O país do desperdício

São Paulo é tudo de bom para uma visita rápida. Foi no mês de maio, do tradicional tempo bom. Independentemente da estação, seja inverno ou verão, o clima no mês das noivas costuma ser de sol e temperatura amena em quase todo o planeta. Então, não tem muito erro na hora de fazer a mala, o que já alivia bastante a má vontade do carioca em relação à capital paulista. Porque do contrário, a gente nunca sabe o tempo que pode fazer na terra da garoa. E aí é que a coisa pega, pois para não ser pego de calça curta, deve-se carregar duas vezes mais roupas, para inverno (se chover), e para verão (em dias de sol). Mas em maio não, em maio os dias são limpinhos, azulzinhos, faz friozinho, e à noite é mais frio ainda, mas sem aquela umidade enjoada no ar.

Eu fui à cidade principalmente para ver duas exposições de artes plásticas que me interessavam sobremaneira. A primeira, uma retrospectiva em homenagem ao Hélio Oiticica, um artista que cada vez mais se torna referência para a compreensão da arte contemporânea. Um intelectual que refletia sobre seu trabalho, registrando em texto suas experiências artísticas, suas intenções com cada obra. E esclarecendo, sempre que tinha a oportunidade, em entrevistas e depoimentos, seu processo criador.

A mostra põe à disposição do público o pensamento e inúmeras obras de Oiticica, entre elas o Parangolé (“Tudo começou com a formulação do Parangolé, em 1964, com toda a minha experiência com o samba, com a descoberta dos morros, com a arquitetura orgânica das favelas cariocas ...”), na sede do Itaú Cultural na Avenida Paulista. E ainda distribui, em locais de grande fluxo na cidade, obras da série Penetráveis, construídas de forma a serem penetradas pelo espectador.

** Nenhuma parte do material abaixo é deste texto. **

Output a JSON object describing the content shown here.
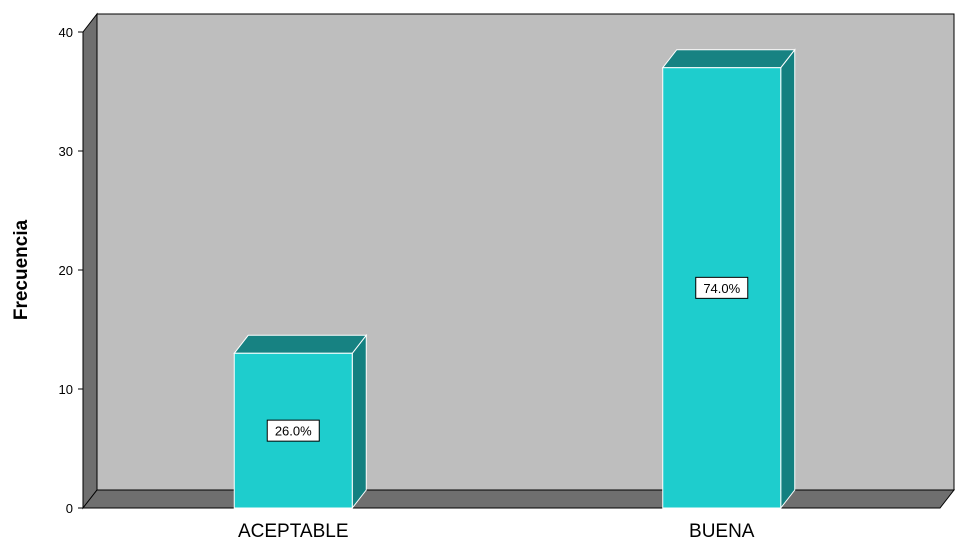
{
  "chart_data": {
    "type": "bar",
    "categories": [
      "ACEPTABLE",
      "BUENA"
    ],
    "values": [
      13,
      37
    ],
    "data_labels": [
      "26.0%",
      "74.0%"
    ],
    "ylabel": "Frecuencia",
    "xlabel": "",
    "ylim": [
      0,
      40
    ],
    "yticks": [
      0,
      10,
      20,
      30,
      40
    ],
    "grid": false,
    "style": "3d",
    "colors": {
      "bar_front": "#1ecdcd",
      "bar_side": "#138080",
      "bar_top": "#178282",
      "plot_back": "#bebebe",
      "plot_wall": "#6f6f6f",
      "plot_floor": "#6f6f6f"
    }
  }
}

Não poderia ser melhor a ilustração de um dos principais conceitos elaborados por Hélio Oiticica, o de que a arte só se completa com a participação das pessoas.

A outra exposição foi Andy Warhol, Mr. América, na Estação Pinacoteca. O espaço é formidável e merece uma postagem especial, já que entre outras coisas abriga uma homenagem às vítimas do DoiCodi, na época da ditadura militar. Mas voltando à mostra de Warhol, a maior exposição do gênio da arte pop já feita no Brasil nos revela um artista enraizado no seu tempo e, por isso mesmo, capaz de traduzir em comentários perspicazes e nos trabalhos violentamente poéticos, o pathos da América da segunda metade do século XX.

Na mostra estão desde as Latas de Sopa Campbell’s aos retratos de Mohamed Ali e Pelé. Ao lado deste último um comentário do artista do dia em que fotografou o rei do futebol, em sua casa, em Nova York. Warhol diz que uma das coisas mais interessantes que viu na vida foi o fato de que no Brasil há pessoas de várias cores diferentes na mesma família.

É mesmo assim o nosso país, tão cheio de possibilidades que ainda não conseguimos entendê-lo muito bem. Quanto tempo perdido na discussão de cotas raciais! Quanto tempo perdido em disputas inócuas. Veja só, temos duas cidades como Rio e São Paulo, há menos de uma hora de avião uma da outra, as duas com aeroportos próximos ao centro, cada uma com mais atrações que a outra e em vez de promover o entrosamento cada vez maior entre elas e seus moradores, um intercâmbio comercial, cultural, artístico e turístico, que favoreceria as duas, estamos sempre a compará-las numa competição que não leva a nada.

É mesmo o país do desperdício esse Brasil.